My Lords, although this is in end the question of fact, the courts are not without guidance. "Reasonably foreseeable" is not a fixed point on the scale of probability. As Lord Reid explained in Overseas Tankship (U.K.) Ltd v. Miller Steamship Co. Pty (The Wagon Mound No. 2).  2 A.C. 617, 642 other factors have to be considered in deciding whether a given probability of injury generates a duty to take steps to eliminate the risk. In that case, the matters which the Privy Council took into account were whether avoiding the risk would have involved the defendant in undue cost or required him to abstain from some otherwise reasonable activity. In Bolton v. Stone  A.C. 850 there was a foreseeable risk that someone might one day be hit by a cricket ball but avoiding this risk would have required the club to incur very large expense or stop playing cricket. The House of Lords decided that the risk was not such that a reasonable man should have taken either of these steps to eliminate it. On the other hand, in The Wagon Mound No. 2, the risk was caused by the fact that the defendant's ship had, without any need or excuse, discharged oil into Sydney Harbour. The risk of the oil catching fire would have been regarded as extremely small. But, said Lord Reid, at p. 642:
My Lords, in this calculation it seems to me that the concession by the council is of significance. The council admit that they should have removed the boat. True, they makes this concession solely on the ground that there was a risk that children would suffer minor injuries if the rotten planking gave way beneath them. But the concession shows that if there were a wider risk, the council would have had to incur no additional expense to eliminate it. They would only have had to do what they admit they should have done anyway. On the principle as stated by Lord Reid, the wider risk would also fall within the scope of the council's duty unless it was different in kind from that which should have been foreseen (like the fire and pollution risks in The Wagon Mound No. 1) and either wholly unforeseeable (as the fire risk was assumed to be in The Wagon Mound No. 1) or so remote that it could be "brushed aside as far-fetched": see Lord Reid at p. 643 of The Wagon Mound No.2.

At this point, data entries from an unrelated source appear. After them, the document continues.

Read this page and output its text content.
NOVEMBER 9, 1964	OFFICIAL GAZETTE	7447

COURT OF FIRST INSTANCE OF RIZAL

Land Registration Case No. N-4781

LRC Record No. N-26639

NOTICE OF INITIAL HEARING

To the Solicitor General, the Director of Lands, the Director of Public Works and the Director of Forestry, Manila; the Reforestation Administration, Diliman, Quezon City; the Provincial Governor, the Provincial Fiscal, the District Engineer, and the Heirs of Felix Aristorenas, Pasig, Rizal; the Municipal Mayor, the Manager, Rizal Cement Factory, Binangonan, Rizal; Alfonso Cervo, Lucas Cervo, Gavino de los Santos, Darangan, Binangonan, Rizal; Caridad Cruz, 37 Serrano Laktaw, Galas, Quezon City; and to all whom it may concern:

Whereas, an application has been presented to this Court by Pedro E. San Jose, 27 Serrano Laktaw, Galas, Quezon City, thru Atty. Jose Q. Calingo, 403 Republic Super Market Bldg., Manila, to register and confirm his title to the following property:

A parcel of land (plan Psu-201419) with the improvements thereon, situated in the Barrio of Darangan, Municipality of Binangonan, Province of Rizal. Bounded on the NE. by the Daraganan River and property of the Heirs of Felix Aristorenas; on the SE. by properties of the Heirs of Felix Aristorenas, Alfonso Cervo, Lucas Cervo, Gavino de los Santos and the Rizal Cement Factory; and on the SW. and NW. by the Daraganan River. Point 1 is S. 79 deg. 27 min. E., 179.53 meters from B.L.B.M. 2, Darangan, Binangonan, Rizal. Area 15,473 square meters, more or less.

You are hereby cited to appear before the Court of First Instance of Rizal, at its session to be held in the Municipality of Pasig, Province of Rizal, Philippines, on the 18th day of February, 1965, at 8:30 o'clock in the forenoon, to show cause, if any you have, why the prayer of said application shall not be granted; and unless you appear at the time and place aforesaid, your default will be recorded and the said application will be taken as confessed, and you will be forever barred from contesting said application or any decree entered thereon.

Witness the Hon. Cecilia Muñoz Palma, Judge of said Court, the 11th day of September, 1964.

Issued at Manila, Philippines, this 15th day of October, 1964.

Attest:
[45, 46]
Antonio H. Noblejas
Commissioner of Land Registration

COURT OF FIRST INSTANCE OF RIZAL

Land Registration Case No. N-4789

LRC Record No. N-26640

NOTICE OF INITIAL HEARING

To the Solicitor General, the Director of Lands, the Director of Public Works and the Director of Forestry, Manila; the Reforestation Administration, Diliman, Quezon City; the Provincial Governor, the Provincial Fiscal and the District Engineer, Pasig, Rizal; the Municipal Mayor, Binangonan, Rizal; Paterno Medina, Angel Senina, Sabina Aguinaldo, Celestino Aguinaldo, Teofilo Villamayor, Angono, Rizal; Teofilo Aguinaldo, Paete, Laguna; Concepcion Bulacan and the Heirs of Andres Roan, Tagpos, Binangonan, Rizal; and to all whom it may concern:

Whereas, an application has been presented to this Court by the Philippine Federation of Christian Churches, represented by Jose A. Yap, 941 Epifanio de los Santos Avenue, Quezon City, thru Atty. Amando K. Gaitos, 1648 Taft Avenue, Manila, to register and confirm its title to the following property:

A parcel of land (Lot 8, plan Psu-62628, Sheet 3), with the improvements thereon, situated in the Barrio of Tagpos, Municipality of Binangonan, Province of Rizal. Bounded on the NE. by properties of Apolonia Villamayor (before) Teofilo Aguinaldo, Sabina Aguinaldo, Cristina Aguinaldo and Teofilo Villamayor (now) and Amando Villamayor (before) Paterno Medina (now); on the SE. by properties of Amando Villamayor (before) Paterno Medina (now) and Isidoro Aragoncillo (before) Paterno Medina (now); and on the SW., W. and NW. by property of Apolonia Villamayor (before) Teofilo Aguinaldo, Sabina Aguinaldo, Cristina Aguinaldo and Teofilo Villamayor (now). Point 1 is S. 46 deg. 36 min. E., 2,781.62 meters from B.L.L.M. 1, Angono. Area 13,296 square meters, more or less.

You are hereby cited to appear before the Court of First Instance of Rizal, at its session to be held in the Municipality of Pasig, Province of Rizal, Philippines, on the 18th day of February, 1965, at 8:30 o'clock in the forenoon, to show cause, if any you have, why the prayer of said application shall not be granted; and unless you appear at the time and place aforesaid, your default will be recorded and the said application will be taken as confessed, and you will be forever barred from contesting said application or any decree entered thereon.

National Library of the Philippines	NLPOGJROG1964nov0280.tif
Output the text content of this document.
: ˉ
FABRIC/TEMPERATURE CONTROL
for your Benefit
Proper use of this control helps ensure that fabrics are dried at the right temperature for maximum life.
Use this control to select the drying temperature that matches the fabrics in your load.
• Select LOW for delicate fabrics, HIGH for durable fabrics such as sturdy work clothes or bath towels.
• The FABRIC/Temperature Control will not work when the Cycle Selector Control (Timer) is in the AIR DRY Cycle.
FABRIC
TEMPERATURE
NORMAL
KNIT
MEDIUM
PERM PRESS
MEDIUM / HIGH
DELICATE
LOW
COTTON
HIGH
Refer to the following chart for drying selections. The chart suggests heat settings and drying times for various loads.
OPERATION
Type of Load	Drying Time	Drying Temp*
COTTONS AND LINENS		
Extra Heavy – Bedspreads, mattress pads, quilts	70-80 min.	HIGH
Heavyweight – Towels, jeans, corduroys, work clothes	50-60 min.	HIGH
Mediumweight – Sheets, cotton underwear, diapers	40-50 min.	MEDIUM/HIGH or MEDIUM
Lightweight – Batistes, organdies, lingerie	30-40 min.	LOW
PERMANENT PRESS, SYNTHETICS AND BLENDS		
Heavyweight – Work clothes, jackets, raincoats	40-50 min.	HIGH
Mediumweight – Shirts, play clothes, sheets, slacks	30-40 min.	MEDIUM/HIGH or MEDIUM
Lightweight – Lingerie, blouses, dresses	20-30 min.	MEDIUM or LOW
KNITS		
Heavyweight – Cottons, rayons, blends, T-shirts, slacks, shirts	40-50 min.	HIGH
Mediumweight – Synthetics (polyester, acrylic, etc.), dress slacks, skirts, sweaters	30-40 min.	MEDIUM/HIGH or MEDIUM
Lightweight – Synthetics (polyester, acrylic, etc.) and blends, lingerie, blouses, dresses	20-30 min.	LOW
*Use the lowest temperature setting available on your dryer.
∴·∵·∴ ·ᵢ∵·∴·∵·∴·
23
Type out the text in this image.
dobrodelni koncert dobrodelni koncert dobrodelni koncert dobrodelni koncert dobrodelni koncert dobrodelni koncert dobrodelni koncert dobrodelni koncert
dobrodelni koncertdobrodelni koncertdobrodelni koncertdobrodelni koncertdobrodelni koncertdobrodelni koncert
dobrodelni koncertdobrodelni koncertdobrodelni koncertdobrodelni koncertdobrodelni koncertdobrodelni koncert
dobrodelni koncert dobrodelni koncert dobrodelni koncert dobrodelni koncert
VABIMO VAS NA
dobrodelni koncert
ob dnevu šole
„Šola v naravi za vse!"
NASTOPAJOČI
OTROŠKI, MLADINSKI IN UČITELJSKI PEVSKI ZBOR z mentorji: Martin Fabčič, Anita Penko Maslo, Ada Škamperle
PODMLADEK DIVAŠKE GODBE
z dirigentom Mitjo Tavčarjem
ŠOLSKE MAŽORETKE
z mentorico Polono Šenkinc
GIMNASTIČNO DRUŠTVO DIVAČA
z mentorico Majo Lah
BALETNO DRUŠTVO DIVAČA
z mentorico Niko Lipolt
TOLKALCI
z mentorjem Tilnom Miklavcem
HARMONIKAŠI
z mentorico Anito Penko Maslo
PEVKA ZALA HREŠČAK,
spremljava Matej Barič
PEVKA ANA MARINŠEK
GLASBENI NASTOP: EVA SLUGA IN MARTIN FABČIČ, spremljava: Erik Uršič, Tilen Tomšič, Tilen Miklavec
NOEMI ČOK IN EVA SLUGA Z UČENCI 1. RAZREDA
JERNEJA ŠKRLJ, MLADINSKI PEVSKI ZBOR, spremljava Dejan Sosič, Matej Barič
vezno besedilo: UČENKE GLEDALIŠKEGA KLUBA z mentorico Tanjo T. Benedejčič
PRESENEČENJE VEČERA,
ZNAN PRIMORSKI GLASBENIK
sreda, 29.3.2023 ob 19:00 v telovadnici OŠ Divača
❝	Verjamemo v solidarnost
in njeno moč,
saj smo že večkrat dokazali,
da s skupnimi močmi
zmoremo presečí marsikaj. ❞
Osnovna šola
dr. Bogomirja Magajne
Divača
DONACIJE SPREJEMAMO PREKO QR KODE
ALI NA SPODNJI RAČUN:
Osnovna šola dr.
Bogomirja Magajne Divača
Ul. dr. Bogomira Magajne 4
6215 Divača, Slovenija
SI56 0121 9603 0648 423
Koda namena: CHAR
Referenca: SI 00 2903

I agree with my noble and learned friend Lord Steyn and the judge that one cannot so describe the risk that children coming upon an abandoned boat and trailer would suffer injury in some way other than by falling through the planks. Mr. de Navarro says that apart from its rotten planking, the boat was simply a heavy object like any other. It was no more likely to cause injury to the children than any other heavy object they might be able to get hold of. He draws the analogy of a man who negligently leaves a loaded gun where children play with it and one child injures another by dropping it on his toe. The injury does not fall within the scope of the risk created by the fact that it is a gun rather than some other heavy but innocuous object. So Roch L.J. said,  1 W.L.R. 1546, 1555: "had the boat been sound, then no reason for its removal would have existed."
I think that in a case like this, analogies from other imaginary facts are seldom helpful. Likewise analogies from real facts in other cases: I entirely agree with my noble and learned friend Lord Steyn in deploring the citation of cases which do nothing to illuminate any principle but are said to constitute analogous facts. In the present case, the rotten condition of the boat had a significance beyond the particular danger it created. It proclaimed the boat and its trailer as abandoned, res nullius, there for the taking, to make of them whatever use the rich fantasy life of children might suggest.
In the Court of Appeal, Lord Woolf M.R. observed, at p. 1553, that there seemed to be no case of which counsel were aware "where want of care on the part of a defendant was established but a plaintiff who was a child had failed to succeed because the circumstances of the accident were not foreseeable." I would suggest that this is for a combination of three reasons: first, because a finding or admission of want of care on the part of the defendant establishes that it would have cost the defendant no more trouble to avoid the injury which happened than he should in any case have taken; secondly, because in such circumstances the defendants will be liable for the materialisation of even relatively small risks of a different kind, and thirdly, because it has been repeatedly said in cases about children that their ingenuity in finding unexpected ways of doing mischief to themselves and others should never be underestimated. For these reasons, I think that the judge's broad description of the risk as being that children would "meddle with the boat at the risk of some physical injury" was the correct one to adopt on the facts of this case. The actual injury fell within that description and I would therefore allow the appeal.
LORD HOBHOUSE OF WOODBOROUGH
In agreement with the speech delivered by my noble and learned friend Lord Hoffmann and for the reasons he has given, I too would allow this appeal.
I agree that the matter should now be remitted to the Court of Appeal as proposed.